To curb the rise in cases across the region, the UAE Central Bank, UAE Banks Federation, Dubai Police and Abu Dhabi Police launched their first joint national fraud awareness campaign in April 2020. This campaign will run until the end of the year, focusing on different topics every month. These include SIM swap fraud, phishing, vishing, lottery scams, vanishing ink scams, card skimming, e-mail redirection fraud, and data privacy.
Greater demand for cyber roles
Our Huxley team specialising within cyber security have noted that the demand for roles will include the following:
- Security Operations Centre (SOC) profiles
- SOC Analyst L1
- SOC Analyst L2
- SOC Analyst L3
- Network Security Engineers
As shared by Alex, a lot of demand at the moment will come from a security monitoring or troubleshooting perspective in order to make sure that everything is operating smoothly and that vulnerabilities are mitigated.

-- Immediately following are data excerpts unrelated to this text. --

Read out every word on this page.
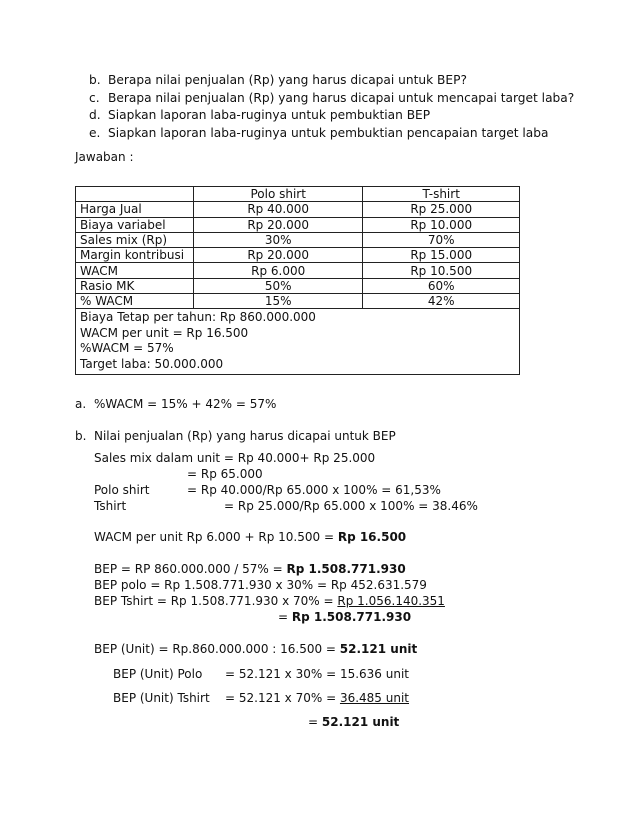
b. Berapa nilai penjualan (Rp) yang harus dicapai untuk BEP?
c. Berapa nilai penjualan (Rp) yang harus dicapai untuk mencapai target laba?
d. Siapkan laporan laba-ruginya untuk pembuktian BEP
e. Siapkan laporan laba-ruginya untuk pembuktian pencapaian target laba
Jawaban :
	Polo shirt	T-shirt
Harga Jual	Rp 40.000	Rp 25.000
Biaya variabel	Rp 20.000	Rp 10.000
Sales mix (Rp)	30%	70%
Margin kontribusi	Rp 20.000	Rp 15.000
WACM	Rp 6.000	Rp 10.500
Rasio MK	50%	60%
% WACM	15%	42%

Biaya Tetap per tahun: Rp 860.000.000
WACM per unit = Rp 16.500
%WACM = 57%
Target laba: 50.000.000		
a. %WACM = 15% + 42% = 57%
b. Nilai penjualan (Rp) yang harus dicapai untuk BEP
Sales mix dalam unit = Rp 40.000+ Rp 25.000
= Rp 65.000
Polo shirt	= Rp 40.000/Rp 65.000 x 100% = 61,53%
Tshirt	= Rp 25.000/Rp 65.000 x 100% = 38.46%
WACM per unit Rp 6.000 + Rp 10.500 = Rp 16.500
BEP = RP 860.000.000 / 57% = Rp 1.508.771.930
BEP polo = Rp 1.508.771.930 x 30% = Rp 452.631.579
BEP Tshirt = Rp 1.508.771.930 x 70% = Rp 1.056.140.351
= Rp 1.508.771.930
BEP (Unit) = Rp.860.000.000 : 16.500 = 52.121 unit
BEP (Unit) Polo = 52.121 x 30% = 15.636 unit
BEP (Unit) Tshirt = 52.121 x 70% = 36.485 unit
= 52.121 unit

As individuals, you can also play your part to ensure your privacy and security is not compromised during this period. Our Huxley team has a few tips to help you tackle the following scams and threats.
Email phishing scams
- Check whether the alleged sender is actually the sender. Sometimes there are multiple email addresses in the list of senders. If in doubt, you can reveal all the senders by selecting 'reply';
- Don't open links and/or attachments from senders you don't know;
- Do not send personal data to unknown senders;
- If the email asks you to open an attachment or website, hover your mouse over the link to see if it leads to a web page;
- If you arrive at a web page you don't trust via email, you can see in the browser's URL bar whether you've been redirected to another website;
- Change the default password you use to connect;
- Hide the network from others;
- Do not share your password with people outside the household or close friends;
- Regularly check if any unknown devices are connected to the network;
- Be careful when downloading applications that provide unlikely information.
- Use double authentication - such as Google Authenticator - provides an extra secure environment;
- Create passwords with special characters, numbers and uppercase letters;
- Long passwords are more difficult to retrieve using the brute force attacking tactic, so make sure the password has a minimum of characters to match;
- Prevent the local storage of passwords.